Reading. Reading fiction. I recommend it. I used to do it almost exclusively when I was young. Then later in life, I gravitated to "non-fiction," histories, biographies. I also got totally obsessed reading books on music and music-makers. Lately, I am back to fiction. There is something extraordinary and uncommon about a good novel. It is an art-form unlike any other.
I am reading Marlon James' masterful "A Brief History of Seven Killings," (the spirit of the great music-maker Bob Marley hovers over the story). Before that I disappeared into Dostoevsky's "The Brothers Karamazov." Crazy, agrarian, pre-communist Russia. Mad emotion unbound. Time-tripping, indeed.
The best novels take you to other worlds, you inhabit other human beings. You live in other minds. It is so refreshing. Humanizing. It's best to sink into and experience human beings who are foreign to yourself. Expansive. Opens your head, your heart, your spirit.
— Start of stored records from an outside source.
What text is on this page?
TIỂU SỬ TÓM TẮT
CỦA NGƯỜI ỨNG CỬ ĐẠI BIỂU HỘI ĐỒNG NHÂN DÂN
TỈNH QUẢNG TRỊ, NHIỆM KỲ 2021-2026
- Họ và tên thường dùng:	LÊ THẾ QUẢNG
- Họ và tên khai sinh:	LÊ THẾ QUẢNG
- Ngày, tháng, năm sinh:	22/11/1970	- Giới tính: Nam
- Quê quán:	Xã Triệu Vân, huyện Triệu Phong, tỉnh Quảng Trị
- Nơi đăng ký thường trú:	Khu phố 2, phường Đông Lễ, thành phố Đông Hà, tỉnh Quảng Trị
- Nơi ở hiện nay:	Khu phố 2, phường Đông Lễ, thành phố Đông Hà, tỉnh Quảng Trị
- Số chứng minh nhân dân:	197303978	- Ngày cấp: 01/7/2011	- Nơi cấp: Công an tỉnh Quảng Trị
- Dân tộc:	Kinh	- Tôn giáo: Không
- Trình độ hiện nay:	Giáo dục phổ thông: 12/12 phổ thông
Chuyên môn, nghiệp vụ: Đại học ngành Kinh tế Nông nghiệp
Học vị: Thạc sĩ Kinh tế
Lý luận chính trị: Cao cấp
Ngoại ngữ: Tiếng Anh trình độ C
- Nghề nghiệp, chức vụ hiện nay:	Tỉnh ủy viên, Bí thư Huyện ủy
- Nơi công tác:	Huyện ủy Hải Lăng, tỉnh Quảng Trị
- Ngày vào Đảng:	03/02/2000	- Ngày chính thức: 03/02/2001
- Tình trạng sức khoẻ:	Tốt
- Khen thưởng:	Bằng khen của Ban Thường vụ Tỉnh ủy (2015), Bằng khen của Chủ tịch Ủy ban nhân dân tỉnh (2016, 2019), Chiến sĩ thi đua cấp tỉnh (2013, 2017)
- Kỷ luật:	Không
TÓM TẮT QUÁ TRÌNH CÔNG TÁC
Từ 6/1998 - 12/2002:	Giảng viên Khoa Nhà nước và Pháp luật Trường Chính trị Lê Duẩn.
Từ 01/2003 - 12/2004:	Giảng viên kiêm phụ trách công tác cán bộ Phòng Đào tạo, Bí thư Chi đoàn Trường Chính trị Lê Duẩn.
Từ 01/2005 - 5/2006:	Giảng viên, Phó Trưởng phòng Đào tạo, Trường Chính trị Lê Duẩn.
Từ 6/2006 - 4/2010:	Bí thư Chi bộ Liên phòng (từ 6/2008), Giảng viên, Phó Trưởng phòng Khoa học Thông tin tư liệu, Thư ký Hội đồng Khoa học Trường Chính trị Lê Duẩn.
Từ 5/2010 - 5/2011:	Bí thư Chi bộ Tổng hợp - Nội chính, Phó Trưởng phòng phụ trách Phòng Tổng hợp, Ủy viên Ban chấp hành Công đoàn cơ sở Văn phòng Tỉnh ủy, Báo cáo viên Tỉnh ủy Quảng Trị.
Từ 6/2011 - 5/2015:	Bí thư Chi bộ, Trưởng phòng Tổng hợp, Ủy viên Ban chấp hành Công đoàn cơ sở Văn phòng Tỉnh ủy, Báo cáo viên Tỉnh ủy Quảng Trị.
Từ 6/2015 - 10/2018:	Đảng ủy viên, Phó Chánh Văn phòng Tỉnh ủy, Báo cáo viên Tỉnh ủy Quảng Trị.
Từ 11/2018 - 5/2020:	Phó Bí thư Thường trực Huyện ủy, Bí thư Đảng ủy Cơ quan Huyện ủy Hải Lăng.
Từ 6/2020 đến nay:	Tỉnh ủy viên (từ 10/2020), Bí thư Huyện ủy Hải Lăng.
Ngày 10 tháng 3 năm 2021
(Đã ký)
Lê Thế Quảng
Bathing in other conscious beings.
You learn. You experience. You change. The process changes you. Art working on you on a very intimate, all-consuming, enveloping level. Subtle & powerful.
The a.m. soundtrack - The "Before Night Falls" film soundtrack. (2000). A great film by Julian Schnabel. Our first introduction to the amazing Javier Bardem. What a tremendous actor. A beautiful, heart-breaking film, based on an autobiography by the Cuban poet Reinaldo Arenas. The soundtrack is a compilation of 60's Cuban music with some original orchestral music from Carter Burwell. Gorgeous. Other-worldly. It all rises to a heart-swelling climax. You inhabit a time and place that no longer exists. Except, of course, in the grooves, in our hearts, heads, souls.